Overall, the Cubs lineup put together a solid night at the plate with 10 runs and 14 hits. Joc Pederson had 2 RBI hits while Kris Bryant, Ian Happ and Jake Marisnick also knocked in runs. Robinson Chirinos — who was signed Monday — homered in a pinch-hit appearance in the 9th inning.

It was the Cubs’ best offensive showing since May 29, when they scored 10 runs against the Reds.

“The positive is the offense may have found a spark and hopefully we can carry that into tomorrow,” Ross said.

Rostering

The Cubs also received some encouraging updates on the state of their pitching staff.

Trevor Williams was activated off the injured list Tuesday afternoon and threw 3.2 innings in relief. It was his first game action since May 26 after missing time with an appendectomy.

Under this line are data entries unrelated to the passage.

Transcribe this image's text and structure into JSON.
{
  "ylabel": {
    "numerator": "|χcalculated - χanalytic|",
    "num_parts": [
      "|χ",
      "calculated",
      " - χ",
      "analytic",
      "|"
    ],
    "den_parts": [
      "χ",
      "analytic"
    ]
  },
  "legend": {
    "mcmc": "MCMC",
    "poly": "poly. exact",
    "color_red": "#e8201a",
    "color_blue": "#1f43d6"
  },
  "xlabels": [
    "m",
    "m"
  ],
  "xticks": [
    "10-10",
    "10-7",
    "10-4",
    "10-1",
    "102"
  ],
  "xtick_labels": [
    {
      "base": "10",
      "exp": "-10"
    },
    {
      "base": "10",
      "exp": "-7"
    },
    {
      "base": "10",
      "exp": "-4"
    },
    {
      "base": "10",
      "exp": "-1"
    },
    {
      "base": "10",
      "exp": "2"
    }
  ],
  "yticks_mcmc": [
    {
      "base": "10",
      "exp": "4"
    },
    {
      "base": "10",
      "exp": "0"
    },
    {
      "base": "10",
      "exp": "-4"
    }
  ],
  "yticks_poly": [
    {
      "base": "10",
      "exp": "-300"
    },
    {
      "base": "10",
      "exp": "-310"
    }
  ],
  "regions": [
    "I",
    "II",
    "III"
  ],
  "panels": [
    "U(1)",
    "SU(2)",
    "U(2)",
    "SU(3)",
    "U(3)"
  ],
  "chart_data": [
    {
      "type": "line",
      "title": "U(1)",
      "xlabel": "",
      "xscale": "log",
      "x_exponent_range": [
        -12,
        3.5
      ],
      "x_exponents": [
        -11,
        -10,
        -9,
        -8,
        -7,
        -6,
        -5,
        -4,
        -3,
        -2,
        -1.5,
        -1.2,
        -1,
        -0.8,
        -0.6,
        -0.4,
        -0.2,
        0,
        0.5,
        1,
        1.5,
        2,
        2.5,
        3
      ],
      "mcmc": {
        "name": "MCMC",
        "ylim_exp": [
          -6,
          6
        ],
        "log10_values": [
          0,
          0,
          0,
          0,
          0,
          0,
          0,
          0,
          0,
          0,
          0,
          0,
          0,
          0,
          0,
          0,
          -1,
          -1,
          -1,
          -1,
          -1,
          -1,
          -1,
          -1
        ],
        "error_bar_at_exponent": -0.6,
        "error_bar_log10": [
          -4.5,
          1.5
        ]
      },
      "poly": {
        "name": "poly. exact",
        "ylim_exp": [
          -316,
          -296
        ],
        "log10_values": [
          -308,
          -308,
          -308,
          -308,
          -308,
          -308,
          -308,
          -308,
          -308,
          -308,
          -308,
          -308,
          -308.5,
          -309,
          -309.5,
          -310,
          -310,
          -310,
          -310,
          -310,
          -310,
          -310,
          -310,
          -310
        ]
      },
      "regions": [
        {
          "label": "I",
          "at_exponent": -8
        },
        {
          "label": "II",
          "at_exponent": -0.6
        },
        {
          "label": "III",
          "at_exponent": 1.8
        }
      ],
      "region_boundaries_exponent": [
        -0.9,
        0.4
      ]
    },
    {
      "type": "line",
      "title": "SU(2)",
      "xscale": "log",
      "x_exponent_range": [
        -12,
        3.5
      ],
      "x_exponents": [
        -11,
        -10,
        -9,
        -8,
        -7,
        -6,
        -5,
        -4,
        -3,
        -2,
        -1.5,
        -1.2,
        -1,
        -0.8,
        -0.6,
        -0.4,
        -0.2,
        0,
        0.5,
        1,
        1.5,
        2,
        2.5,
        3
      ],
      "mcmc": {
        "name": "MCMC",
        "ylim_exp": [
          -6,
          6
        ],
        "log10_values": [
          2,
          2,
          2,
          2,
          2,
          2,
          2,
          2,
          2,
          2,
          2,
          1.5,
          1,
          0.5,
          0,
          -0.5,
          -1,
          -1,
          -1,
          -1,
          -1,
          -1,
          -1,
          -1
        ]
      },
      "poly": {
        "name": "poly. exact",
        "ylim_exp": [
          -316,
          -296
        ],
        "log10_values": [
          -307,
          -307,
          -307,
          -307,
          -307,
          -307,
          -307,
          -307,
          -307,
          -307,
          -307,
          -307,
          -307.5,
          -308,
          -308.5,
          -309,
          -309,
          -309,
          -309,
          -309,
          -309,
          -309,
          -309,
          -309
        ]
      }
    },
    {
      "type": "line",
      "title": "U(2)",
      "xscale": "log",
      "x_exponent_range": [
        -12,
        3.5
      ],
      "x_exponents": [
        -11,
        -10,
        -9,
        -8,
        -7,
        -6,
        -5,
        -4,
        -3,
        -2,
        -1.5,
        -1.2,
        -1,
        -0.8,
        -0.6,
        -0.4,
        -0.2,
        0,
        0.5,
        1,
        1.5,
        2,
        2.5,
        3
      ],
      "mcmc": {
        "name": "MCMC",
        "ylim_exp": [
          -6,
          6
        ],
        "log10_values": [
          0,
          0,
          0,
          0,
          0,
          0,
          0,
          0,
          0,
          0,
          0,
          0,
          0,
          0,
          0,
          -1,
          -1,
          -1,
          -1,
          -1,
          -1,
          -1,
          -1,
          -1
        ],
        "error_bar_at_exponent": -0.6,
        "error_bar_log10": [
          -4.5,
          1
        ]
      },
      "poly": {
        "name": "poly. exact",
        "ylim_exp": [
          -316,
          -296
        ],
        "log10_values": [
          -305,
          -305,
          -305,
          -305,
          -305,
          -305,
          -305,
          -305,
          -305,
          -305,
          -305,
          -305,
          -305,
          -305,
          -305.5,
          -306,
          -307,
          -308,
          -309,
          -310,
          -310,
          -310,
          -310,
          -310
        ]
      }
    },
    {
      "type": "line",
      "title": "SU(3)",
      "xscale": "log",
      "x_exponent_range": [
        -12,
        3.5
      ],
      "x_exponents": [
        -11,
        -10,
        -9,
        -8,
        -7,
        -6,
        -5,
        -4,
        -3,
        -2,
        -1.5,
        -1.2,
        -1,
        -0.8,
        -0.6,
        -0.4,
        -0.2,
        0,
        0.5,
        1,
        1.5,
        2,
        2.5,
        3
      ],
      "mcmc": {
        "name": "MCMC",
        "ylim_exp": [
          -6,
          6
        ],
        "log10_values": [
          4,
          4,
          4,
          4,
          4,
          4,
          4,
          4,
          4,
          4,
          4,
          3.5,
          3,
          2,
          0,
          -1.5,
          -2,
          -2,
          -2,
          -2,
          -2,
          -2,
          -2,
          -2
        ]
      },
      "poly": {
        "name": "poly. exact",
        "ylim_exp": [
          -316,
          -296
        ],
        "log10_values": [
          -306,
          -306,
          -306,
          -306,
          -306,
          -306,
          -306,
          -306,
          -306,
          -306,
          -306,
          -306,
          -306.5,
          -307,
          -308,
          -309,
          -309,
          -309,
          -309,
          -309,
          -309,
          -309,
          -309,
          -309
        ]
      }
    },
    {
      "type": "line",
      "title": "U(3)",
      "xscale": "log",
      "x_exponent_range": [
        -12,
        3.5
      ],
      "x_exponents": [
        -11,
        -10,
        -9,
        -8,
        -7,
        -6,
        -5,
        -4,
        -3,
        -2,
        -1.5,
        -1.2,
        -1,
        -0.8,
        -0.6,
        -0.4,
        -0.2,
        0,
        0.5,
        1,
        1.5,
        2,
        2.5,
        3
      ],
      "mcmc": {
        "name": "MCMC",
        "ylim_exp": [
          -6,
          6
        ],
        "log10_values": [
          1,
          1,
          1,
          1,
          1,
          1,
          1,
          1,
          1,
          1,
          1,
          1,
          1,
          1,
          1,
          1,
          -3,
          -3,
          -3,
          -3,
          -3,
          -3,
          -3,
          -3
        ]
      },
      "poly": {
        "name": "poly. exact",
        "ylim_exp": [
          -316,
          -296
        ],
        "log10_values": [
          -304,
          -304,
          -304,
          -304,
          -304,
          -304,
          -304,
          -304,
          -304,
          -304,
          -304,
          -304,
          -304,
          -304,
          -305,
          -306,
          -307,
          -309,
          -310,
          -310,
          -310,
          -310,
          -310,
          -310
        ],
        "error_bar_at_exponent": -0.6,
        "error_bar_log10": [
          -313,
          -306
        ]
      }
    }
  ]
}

Ryan Tepera (calf) threw a live BP session Tuesday to teammate Patrick Wisdom and is expected to come off the IL when first available Friday.

“He looked great,” Ross said. “We’ll see how he feels tomorrow. Obviously the next day is always important but good signs today.”

The Cubs also placed pitcher Kohl Stewart (elbow) and infielder Eric Sogard (thumb) on the 10-day IL, recalling Sergio Alcántara to take Sogard’s place on the roster.

Alcántara started Tuesday night’s game at second base and scored the Cubs’ first run in the 3rd inning.